When asked what is keeping the wealthy up at night, Wilcox pointed to factors like economic instability, inflation, and even changing weather patterns. Notably, 68% of people in Chubb’s survey listed damage to their property from weather-related events or climate change as a big threat to their wealth. After the wildfire season of 2023–the worst ever recorded–this concern is not surprising (Source: Global). In fact, weather damage–from wildfires to storms to deep freezes–is on the rise everywhere.
However, despite their increased level of fear, Chubb found that only 22% of respondents are actually taking the appropriate steps to protect themselves. That is a significant number of people who are worried, but not doing anything about it. According to Wilcox, there is a growing need to rethink how to protect what matters most to you with risk and insurance management strategies. If you are concerned about the threat of wildfires, for example, sitting down with an insurance agent to talk about your options is a great step. However, there are also practical things you can do to protect your home, including installing sprinklers, changing the type of roof you have, and clearing a defensible space around your home.
When asked about the barrier to getting appropriate protection, Wilcox says it comes down to knowledge. There is a growing gap between the risks that the wealthy perceive and their understanding of how best to protect themselves from those risks. And when you do not understand something or you do not like dealing with it, you avoid it. Many wealthy individuals put their insurance policies on auto-renew and do not give them another thought. Part of the problem is that people do not know which professionals to turn to. Only 52% of those surveyed work with an insurance advisor. Wilcox recommends checking in with an insurance advisor as often as you do with your wealth advisor. Touching base is especially important as your assets change; for example, when you purchase a vacation home or add to your fine art collection. An advisor can help you understand where the risks lie, what the likelihood of those risks are, and the cost to protect yourself against them.

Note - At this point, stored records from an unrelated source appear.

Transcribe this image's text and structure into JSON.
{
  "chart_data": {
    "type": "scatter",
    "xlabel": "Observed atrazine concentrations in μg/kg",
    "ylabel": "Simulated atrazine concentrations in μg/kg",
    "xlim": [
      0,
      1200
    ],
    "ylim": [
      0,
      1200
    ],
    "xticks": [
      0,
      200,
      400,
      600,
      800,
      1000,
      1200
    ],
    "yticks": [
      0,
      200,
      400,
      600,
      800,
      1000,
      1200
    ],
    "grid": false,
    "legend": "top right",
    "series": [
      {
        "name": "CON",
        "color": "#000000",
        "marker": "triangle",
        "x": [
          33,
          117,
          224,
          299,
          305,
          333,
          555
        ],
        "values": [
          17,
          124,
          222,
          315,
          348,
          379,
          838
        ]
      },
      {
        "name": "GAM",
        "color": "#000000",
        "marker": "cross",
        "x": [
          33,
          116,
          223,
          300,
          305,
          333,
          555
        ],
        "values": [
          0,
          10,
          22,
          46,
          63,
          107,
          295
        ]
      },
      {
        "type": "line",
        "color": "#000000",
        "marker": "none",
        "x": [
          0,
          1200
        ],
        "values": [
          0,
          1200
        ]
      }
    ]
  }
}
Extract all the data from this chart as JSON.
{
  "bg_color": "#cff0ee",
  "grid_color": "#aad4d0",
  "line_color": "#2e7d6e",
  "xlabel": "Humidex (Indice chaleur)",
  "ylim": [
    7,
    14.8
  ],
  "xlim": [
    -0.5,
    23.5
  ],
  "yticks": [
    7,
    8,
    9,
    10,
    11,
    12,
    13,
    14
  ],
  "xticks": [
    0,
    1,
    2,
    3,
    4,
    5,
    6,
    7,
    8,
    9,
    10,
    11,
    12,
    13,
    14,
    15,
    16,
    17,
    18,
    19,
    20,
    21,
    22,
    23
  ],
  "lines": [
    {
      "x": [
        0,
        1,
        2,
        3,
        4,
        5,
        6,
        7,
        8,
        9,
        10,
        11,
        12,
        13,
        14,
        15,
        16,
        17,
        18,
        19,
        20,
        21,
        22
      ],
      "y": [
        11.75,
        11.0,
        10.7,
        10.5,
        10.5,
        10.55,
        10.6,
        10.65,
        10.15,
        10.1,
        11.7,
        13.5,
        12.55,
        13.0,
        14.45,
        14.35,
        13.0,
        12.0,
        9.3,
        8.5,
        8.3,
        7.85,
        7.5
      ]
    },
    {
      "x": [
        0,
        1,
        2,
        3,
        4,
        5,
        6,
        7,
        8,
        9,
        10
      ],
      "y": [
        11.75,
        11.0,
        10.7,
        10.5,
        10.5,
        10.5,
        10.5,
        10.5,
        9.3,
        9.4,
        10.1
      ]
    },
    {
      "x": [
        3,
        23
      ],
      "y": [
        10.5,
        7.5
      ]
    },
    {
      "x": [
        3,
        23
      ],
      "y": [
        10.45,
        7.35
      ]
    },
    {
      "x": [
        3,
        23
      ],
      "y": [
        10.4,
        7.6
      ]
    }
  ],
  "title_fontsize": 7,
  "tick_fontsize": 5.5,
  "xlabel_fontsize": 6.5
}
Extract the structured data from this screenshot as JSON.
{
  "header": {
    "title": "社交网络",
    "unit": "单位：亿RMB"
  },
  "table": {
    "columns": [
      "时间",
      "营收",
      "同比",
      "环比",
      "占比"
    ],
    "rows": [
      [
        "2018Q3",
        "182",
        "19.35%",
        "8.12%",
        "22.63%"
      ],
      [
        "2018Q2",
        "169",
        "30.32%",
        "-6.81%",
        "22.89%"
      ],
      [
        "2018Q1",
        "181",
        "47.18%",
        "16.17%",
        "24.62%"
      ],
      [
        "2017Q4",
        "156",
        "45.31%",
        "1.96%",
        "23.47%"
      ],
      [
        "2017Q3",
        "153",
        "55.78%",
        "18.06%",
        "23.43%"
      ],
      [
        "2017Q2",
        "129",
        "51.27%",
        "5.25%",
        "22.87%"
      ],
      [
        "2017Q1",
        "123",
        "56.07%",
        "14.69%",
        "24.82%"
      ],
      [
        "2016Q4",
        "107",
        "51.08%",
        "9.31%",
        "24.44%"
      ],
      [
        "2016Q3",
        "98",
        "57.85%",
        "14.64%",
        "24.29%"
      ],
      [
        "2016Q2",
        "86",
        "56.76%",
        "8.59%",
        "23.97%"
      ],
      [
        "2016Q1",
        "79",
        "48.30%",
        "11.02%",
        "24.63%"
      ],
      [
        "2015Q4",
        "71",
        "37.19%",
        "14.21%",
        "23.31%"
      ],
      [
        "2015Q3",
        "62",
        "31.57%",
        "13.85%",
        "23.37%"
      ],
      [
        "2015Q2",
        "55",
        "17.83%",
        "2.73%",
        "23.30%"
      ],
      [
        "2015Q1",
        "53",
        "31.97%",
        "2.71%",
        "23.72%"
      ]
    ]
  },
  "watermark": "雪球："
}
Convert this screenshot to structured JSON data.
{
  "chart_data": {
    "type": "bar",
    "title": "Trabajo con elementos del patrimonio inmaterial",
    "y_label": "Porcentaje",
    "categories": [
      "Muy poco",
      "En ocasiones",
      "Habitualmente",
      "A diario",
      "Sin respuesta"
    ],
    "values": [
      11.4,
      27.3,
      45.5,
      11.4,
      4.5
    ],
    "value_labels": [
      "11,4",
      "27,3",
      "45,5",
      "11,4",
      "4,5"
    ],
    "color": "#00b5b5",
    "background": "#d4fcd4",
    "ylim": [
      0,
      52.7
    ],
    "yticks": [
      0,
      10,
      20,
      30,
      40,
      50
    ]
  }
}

Chubb’s wealth report also looked at how the wealthy are investing in their passions. Eight out of ten respondents reported being collectors of fine art, jewelry, cars, wine, and other valuables. Wilcox points out that protecting those passions is often overlooked, though very important. She recommends staying connected to the right advisors, ensuring the valuations of your collections are up-to-date, and engaging specialists to ensure your passion projects are protected (for example, making sure valuable artwork is properly secured to your walls).
We, of course, had to ask Wilcox about the most interesting collection she had ever come across. Her answer? There have been a lot of amazing cars, but a collection of dinosaur bones is probably the most memorable.